The European Union (EU) is preparing to announce its 12th package of Ukraine-related sanctions on Russia in the coming week, according to European Commission President Ursula von der Leyen. In a speech to members of the Ukrainian parliament, von der Leyen revealed that the new sanctions will include additional import and export bans, as well as measures to tighten the price cap on Russian oil. The EU is also planning to introduce tougher measures on third-country companies that attempt to circumvent existing sanctions. Additionally, the package will include personal sanctions against 100 Russian individuals.
Von der Leyen emphasized the need to apply maximum pressure against Russia until the end of the aggression and until Ukraine has re-established peace. She criticized the belief that trading with Russia and integrating it into Europe’s security order could be successful, stating that such efforts have not worked due to Russia’s delusional dreams of empire.
While media reports had suggested that the new sanctions package may target the Russian nuclear and diamond industries, as well as its liquefied natural gas (LNG) exports, von der Leyen did not mention these measures in her address. However, she did not provide further details on the specific actions against third-country companies or the individuals who will be sanctioned.

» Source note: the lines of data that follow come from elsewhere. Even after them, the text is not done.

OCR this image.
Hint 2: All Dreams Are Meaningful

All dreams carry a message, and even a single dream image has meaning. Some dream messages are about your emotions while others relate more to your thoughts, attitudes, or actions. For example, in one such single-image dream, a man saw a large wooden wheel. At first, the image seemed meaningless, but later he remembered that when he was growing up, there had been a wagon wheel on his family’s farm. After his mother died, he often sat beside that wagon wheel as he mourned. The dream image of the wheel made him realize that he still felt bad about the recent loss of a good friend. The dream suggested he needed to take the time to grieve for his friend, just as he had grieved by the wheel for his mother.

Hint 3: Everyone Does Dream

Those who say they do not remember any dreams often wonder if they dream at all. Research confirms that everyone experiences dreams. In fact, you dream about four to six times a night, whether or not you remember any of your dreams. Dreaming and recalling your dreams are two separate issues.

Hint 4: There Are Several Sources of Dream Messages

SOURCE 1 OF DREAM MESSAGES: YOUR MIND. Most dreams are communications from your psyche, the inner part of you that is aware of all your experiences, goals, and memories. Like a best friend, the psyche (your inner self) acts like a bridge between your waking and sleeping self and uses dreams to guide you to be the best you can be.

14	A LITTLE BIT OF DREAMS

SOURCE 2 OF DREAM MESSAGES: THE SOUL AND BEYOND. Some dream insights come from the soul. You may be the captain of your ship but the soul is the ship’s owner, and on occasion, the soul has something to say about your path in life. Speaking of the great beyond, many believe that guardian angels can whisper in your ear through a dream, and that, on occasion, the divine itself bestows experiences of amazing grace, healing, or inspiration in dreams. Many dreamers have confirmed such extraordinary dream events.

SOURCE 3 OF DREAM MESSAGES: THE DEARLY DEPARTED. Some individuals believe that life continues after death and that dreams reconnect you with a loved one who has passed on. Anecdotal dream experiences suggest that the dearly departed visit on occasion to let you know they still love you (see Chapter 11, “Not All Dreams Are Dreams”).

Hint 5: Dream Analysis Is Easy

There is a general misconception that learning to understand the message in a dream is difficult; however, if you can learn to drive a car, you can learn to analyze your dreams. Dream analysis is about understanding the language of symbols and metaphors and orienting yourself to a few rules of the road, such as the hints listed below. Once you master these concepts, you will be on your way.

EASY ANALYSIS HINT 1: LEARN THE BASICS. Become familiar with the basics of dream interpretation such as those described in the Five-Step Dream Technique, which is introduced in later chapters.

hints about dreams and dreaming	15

Russia has condemned the sanctions, claiming that they are illegal and pose a greater threat to the countries that impose them than to Russia itself. Moscow has warned about the potential harm to the European economy caused by the sanctions.
Notably, there is a growing rift among EU member states regarding the imposition of additional restrictions. Hungary, for example, announced last month that it would veto any measures against the Russian nuclear sector. Hungarian Foreign Minister Peter Szijjarto argued that sanctions are ineffective and cause more harm to the European economy than to Russia. He questioned the point of continuing with sanctions if they harm those who impose them more than the targeted country.
The disagreement among member states further complicates the process of reaching a consensus on new sanctions. Many countries oppose certain targeted measures against Russia and argue that the current sanctions are not yielding the desired results.
It remains to be seen what specific actions the EU will take in its 12th package of sanctions against Russia. The bloc is facing challenges in maintaining unity among its member states and determining the most effective course of action against Russia’s actions in Ukraine. As tensions between the EU and Russia continue to simmer, the impact of these sanctions on both parties and the wider international community remains uncertain.